Эй! Есть тут кто-нибудь?

“Ага, это я тебе, ты тоже смотришь. Разве нет? Судишь? И так же ничего не понимаешь!” – Он повернулся куда-то, к кому-то. И снова вернулся к своему наблюдателю перформанса – замершему в центре залы Альберту, почти сразу, ведь сие больше для него.

Уж простите!

Эбби не ушел. Наслаждался зрелищем? Или в ужасе? А он хотел, чтобы тот трепетал, испытывая тантрический экстаз. И свободу. Такую же свободу быть собой. Тогда ему следует попробовать… Чего же ждать? Прямо сейчас? Nunc!

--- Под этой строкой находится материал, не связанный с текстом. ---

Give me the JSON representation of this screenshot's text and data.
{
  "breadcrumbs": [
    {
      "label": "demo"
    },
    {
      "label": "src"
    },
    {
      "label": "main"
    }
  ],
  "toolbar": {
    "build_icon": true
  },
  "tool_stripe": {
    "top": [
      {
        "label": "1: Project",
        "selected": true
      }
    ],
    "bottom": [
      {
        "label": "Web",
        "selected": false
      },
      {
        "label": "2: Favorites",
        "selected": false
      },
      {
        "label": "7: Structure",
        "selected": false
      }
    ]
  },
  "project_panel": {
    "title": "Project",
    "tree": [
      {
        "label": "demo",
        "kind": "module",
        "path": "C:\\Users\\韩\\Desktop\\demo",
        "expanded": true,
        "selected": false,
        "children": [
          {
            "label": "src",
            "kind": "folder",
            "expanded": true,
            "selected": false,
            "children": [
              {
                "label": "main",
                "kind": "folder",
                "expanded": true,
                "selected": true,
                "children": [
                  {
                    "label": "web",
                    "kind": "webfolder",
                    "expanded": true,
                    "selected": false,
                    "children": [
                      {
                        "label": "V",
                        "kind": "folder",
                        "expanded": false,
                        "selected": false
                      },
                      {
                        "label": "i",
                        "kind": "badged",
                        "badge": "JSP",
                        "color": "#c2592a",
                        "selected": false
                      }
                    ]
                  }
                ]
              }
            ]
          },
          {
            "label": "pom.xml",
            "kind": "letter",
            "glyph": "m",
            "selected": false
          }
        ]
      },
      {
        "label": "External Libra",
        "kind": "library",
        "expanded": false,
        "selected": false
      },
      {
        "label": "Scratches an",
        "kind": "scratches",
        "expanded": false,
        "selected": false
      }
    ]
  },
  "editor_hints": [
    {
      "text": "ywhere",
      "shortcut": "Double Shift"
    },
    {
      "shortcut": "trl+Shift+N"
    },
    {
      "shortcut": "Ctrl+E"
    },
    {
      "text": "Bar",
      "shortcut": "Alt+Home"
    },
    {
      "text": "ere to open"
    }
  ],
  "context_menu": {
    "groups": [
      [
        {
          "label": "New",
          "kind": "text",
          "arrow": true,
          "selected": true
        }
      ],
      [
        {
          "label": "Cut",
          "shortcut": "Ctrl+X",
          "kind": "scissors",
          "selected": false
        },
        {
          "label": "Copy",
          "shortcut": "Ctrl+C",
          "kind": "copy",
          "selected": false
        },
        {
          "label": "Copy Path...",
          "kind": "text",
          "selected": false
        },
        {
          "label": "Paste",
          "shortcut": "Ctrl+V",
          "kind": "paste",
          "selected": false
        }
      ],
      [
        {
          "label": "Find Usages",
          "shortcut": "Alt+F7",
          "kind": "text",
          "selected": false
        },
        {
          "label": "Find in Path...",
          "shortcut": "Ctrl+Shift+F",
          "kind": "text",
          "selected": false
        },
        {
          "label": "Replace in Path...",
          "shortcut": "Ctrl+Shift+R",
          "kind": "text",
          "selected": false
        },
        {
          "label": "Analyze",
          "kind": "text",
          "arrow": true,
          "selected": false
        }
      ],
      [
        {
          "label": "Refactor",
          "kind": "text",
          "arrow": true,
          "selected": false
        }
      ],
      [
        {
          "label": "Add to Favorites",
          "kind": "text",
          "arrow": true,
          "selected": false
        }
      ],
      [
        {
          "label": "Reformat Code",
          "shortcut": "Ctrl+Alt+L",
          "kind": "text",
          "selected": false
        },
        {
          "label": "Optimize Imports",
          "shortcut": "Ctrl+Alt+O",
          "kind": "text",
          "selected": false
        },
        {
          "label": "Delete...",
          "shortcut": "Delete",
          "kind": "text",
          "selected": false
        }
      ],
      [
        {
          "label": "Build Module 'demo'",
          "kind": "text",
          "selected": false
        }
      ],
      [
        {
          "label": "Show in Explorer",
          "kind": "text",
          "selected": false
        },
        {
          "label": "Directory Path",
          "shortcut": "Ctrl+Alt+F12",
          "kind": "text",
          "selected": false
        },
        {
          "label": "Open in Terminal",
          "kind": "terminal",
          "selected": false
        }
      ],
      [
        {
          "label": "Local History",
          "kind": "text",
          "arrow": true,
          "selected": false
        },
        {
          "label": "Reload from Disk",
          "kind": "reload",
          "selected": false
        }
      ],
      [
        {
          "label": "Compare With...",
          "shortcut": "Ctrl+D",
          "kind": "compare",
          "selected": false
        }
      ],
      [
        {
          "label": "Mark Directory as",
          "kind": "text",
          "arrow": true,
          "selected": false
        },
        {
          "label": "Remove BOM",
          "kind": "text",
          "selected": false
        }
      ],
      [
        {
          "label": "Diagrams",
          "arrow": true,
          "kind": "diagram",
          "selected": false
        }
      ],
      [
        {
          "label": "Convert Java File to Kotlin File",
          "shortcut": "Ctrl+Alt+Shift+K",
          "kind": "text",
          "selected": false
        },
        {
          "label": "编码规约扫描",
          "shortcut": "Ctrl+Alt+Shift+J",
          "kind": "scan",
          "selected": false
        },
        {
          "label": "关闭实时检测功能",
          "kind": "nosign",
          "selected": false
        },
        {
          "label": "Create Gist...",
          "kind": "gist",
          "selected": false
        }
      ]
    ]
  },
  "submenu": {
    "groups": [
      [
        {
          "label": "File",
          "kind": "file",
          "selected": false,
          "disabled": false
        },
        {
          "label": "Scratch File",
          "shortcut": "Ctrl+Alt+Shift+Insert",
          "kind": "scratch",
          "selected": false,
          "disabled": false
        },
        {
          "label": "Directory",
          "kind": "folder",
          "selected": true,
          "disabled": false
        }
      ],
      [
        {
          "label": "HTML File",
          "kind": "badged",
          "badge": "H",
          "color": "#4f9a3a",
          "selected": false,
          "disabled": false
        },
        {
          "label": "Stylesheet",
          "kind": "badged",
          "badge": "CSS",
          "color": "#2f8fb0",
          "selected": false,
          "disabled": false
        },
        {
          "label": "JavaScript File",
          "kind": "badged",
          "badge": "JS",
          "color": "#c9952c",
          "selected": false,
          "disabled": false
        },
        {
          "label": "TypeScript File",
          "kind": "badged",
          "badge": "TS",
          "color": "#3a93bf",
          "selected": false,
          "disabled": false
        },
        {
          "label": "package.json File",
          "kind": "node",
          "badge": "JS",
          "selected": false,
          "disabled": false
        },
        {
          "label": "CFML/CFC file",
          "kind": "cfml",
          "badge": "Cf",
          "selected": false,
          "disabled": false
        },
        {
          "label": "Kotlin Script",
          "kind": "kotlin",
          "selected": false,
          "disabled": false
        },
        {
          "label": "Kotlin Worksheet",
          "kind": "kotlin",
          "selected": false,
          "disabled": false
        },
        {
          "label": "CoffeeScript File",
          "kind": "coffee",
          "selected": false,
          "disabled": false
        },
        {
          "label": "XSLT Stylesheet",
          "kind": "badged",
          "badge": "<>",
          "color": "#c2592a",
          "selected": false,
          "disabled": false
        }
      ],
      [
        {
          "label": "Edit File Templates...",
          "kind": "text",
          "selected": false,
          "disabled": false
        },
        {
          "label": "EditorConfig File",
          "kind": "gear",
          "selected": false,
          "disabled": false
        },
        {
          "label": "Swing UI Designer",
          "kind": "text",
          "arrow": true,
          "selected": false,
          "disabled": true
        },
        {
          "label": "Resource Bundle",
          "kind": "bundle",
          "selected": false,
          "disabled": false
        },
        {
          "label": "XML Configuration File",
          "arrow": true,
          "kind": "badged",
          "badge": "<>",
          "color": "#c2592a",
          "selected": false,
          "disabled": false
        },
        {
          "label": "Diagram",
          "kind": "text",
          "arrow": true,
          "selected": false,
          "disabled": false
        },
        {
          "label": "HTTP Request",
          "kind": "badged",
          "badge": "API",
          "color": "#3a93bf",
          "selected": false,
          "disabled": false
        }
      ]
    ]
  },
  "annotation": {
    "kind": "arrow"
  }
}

Нет, погодите. Не надо латыни. Maintenant! Он любитель французского. И ему это крикнул:

– Мантно! – А затем: – Мантэно! – Так и так правильно. Голос сиплый, хоть он не орал и не простужен, а как будто все сталось иначе – точно всю ночь заплетался язык в разговоре на чужеродных словах, наждаком став, лобзавшим деревянное шершавое нёбо перевернутой галеры.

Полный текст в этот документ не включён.